Dres tensed as someone approached, then relaxed when he realised that it wasn't a drill sergeant looking to bawl him out, or a newly graduated recruit looking to get up to some mischief or something. It was the new Dragon rider recruit, someone he had yet to meet but about whom his own curiousity had been peaked prior to this conversation. It was just that he was so busy with other things that he hadn't had time to chase the guy diwn himself and ask all the questions he had about just about everything to do with dragons and bonding and whatever else he could come up with. It was dangerous, he knew, to be a soldier who asked too many questions, but Dres' early life had comprised of him being allowed to ask. In Sanctuary, many things were allowed and most were forgiven. In the army, though... Well, at least it looked like the dragon rider was a question asker as well.

"Stray arrow," he replied, carefully finishing up the stitches to his tunic. "Happens sometimes with the younger archers; they get given a shaft that's not quite right, or the fletching is loose and the arrow spins.

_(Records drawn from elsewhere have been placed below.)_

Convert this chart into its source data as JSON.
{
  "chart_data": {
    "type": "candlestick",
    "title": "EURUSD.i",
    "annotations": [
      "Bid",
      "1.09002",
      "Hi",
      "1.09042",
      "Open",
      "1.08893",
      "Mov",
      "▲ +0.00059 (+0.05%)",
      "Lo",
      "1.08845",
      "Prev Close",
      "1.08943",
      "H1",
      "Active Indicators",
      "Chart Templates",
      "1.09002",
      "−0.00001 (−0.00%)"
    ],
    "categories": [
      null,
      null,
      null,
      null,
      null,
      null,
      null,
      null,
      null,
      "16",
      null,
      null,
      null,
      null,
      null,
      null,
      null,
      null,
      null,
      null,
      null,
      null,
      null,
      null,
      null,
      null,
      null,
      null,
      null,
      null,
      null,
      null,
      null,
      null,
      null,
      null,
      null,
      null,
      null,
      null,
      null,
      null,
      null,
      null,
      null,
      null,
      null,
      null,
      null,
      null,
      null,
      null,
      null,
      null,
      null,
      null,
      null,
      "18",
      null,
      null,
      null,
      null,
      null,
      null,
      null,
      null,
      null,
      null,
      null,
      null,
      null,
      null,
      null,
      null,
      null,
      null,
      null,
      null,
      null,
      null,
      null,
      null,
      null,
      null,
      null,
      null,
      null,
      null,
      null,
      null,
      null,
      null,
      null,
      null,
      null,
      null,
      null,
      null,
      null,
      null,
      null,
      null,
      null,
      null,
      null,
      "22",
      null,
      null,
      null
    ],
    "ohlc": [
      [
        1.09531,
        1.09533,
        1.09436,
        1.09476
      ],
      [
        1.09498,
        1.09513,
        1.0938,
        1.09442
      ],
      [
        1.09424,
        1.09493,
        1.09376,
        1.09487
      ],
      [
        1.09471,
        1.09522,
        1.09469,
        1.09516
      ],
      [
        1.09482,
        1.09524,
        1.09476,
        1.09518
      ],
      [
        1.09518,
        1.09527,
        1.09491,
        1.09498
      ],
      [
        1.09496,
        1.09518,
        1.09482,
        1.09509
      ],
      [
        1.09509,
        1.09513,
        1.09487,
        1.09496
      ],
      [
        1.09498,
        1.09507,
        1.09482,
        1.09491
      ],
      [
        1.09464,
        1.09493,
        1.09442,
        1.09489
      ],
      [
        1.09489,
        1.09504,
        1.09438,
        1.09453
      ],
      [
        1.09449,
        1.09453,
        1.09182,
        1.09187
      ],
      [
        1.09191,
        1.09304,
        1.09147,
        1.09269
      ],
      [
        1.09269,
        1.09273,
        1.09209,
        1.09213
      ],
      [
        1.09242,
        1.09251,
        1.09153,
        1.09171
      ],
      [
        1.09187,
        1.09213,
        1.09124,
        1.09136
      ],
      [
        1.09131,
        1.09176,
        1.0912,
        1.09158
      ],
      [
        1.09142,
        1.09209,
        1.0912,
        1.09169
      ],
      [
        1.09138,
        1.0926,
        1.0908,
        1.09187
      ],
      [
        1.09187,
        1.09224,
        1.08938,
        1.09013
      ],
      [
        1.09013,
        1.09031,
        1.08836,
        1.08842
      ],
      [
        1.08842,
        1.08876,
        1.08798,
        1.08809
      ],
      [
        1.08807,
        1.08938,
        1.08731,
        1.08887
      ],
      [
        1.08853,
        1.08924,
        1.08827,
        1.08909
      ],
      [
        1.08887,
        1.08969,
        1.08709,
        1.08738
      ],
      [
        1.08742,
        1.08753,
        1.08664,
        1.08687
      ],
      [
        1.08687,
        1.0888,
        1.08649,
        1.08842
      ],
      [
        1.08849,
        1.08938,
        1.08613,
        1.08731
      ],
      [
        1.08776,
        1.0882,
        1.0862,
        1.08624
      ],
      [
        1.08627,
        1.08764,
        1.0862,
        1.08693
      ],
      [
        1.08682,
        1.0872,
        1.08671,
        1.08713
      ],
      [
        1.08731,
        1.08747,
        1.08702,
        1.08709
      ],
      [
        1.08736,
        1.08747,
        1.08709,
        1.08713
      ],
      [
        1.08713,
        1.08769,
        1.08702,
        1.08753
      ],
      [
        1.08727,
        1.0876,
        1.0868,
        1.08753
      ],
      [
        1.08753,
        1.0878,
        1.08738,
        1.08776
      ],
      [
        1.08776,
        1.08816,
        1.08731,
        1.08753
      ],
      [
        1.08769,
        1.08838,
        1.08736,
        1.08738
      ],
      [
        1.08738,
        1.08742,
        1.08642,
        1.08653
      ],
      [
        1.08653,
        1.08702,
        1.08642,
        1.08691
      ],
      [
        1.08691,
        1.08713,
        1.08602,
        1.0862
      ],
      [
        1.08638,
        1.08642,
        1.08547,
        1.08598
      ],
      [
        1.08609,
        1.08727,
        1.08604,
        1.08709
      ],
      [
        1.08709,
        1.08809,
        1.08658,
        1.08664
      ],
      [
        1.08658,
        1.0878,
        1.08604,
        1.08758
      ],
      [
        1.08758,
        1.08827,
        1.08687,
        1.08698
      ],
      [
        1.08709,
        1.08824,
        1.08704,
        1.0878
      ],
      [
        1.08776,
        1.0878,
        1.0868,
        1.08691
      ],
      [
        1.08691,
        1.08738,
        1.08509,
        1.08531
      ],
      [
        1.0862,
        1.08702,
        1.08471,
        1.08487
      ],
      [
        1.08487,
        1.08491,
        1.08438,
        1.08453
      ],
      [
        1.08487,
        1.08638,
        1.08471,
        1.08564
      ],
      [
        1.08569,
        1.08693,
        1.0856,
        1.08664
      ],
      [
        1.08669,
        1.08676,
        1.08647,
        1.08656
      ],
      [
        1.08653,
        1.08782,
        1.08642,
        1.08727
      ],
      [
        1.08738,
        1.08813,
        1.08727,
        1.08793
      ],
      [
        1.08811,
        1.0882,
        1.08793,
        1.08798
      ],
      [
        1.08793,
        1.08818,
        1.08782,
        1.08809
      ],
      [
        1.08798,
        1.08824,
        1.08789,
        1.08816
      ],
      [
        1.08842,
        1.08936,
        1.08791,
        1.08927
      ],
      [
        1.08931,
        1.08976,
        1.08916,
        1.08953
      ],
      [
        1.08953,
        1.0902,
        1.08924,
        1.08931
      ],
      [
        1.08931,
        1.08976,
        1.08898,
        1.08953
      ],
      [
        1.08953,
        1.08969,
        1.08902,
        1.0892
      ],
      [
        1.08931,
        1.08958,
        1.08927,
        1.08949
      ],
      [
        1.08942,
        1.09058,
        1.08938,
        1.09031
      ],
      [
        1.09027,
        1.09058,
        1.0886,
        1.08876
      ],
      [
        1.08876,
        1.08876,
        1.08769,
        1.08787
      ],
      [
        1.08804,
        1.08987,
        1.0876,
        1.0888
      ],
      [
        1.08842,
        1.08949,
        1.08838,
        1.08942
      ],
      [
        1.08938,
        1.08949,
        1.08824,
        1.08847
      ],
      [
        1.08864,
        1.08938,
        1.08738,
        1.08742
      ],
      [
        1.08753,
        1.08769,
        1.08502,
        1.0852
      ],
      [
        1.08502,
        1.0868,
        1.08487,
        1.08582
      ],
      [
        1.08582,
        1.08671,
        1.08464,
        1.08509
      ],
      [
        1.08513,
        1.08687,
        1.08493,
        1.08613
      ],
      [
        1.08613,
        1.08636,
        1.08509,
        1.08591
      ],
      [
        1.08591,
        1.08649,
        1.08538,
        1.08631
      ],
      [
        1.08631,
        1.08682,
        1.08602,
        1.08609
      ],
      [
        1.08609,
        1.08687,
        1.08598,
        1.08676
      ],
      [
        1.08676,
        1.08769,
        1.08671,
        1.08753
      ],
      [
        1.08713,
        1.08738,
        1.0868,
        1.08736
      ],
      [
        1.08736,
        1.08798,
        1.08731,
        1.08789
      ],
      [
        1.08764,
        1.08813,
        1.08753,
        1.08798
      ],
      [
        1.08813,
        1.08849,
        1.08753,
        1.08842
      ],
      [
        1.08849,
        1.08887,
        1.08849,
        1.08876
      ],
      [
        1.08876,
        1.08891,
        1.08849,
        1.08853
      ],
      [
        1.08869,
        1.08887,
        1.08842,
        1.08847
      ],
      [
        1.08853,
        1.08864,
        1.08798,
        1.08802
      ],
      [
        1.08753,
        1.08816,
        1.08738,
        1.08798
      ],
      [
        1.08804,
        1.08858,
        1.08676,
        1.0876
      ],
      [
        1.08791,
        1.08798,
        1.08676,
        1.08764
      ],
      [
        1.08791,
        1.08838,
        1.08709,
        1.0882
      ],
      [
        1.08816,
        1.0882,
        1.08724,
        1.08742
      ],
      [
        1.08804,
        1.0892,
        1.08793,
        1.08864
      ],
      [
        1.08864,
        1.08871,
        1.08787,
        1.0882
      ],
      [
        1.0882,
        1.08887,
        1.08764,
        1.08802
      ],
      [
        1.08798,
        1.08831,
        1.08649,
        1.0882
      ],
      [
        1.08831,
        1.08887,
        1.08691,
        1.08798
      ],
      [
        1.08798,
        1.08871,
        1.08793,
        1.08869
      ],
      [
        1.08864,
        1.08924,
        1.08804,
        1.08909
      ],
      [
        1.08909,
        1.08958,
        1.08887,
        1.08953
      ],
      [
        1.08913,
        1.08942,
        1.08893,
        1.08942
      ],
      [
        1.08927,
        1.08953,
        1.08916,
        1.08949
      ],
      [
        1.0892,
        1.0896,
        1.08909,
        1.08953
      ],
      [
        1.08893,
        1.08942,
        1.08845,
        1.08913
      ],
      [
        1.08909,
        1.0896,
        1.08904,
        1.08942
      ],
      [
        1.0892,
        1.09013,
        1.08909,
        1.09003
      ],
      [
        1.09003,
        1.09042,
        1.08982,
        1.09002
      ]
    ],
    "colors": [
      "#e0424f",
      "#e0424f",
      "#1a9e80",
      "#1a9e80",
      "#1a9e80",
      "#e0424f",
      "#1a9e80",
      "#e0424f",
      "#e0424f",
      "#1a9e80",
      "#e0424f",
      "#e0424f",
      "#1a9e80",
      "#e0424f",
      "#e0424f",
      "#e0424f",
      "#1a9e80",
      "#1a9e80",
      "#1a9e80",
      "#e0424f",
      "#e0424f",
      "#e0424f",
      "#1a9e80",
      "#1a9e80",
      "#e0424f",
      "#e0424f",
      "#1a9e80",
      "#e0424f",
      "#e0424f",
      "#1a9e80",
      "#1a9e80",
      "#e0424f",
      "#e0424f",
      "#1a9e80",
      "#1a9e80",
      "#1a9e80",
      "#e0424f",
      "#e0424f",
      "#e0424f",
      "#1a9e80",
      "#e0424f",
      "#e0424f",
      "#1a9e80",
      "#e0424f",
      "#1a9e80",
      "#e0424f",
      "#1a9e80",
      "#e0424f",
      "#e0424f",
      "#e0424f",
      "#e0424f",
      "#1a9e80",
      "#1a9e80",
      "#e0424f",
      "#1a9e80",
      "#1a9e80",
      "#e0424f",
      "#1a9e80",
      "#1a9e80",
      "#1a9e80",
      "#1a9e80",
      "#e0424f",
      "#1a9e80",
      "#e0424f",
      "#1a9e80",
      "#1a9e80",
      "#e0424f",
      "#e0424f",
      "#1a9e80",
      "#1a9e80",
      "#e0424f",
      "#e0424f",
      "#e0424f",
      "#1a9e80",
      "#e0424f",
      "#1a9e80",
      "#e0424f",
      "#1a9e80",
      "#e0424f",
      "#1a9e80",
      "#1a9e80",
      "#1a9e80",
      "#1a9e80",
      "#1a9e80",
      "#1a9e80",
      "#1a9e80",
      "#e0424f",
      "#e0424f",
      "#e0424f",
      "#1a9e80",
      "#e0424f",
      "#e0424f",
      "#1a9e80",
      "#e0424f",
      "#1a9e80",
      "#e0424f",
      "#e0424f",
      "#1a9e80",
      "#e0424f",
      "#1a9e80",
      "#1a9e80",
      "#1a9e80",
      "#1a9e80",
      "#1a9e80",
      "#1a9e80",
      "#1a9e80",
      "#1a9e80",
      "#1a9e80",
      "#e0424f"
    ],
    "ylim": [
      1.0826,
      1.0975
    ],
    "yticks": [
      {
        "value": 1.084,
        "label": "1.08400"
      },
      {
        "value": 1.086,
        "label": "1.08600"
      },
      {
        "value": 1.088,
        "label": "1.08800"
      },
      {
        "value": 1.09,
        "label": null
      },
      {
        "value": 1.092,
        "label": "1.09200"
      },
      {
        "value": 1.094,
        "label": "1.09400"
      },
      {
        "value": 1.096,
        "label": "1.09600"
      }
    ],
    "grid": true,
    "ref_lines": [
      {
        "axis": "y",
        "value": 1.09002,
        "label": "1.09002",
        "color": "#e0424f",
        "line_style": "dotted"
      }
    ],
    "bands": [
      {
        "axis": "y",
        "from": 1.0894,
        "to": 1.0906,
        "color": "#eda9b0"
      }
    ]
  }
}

They don't usually give trainees the better quality equipment."

It was a twofold thing, he guessed. Firstly, having poor quality equipment made it easier for drill sergeants to pick out those who were excellent from tohise who were merely there because they didn't fit any where else. This gave the training squads structure, and it meant that soldiers given a decent weapon and ammo after they graduated had to exert less effort to get things to go where they wanted. Secondly, it meant that they didn't have to spend a lot of money equipping teens with weapons that were far too fancy for what was required of them. At least, that was what logic dictated, wasn't it?

Dres, though, was a trainee with a bloody good bow and the straightest arrows a fletcher could make. But then, he was coming towards graduation, and very few people liked to argue with him despite the fact that it was generally known that he wouldn't hurt a fly unless his own life depended on it. In battle, he would be deadly, but in general he was a quiet youngster who had apparently been softened by the seven years he'd spent in Sanctuary. But those who said he was soft also agreed that a battle or two might harden him up again. He was half dragon, after all, so there had to be some hardness there, right?

"You're the dragon rider, right?" he asked, a rhetorical question, since he knew the faces of all but the newest recruits, and given this one's age a dragon rider was all he could be. "I'm Drestan Drake, pleasure to make your acquaintance."

He didn't offer the man his hand; they were recruits together, not enemies, and so a gesture to prove a lack of weaponry and an abundance of good will seemed unnecessary. Besides which, he wasn't actually unarmed. A short sword hung at his side uncomfortably, and his bow was within reach. But he wasn't inclined to point either fact out to the newcomer, who seemed to be near exhausted. Dres guessed that getting caught up to other recruits couldn't be easy when you joined the academy so long after others your age.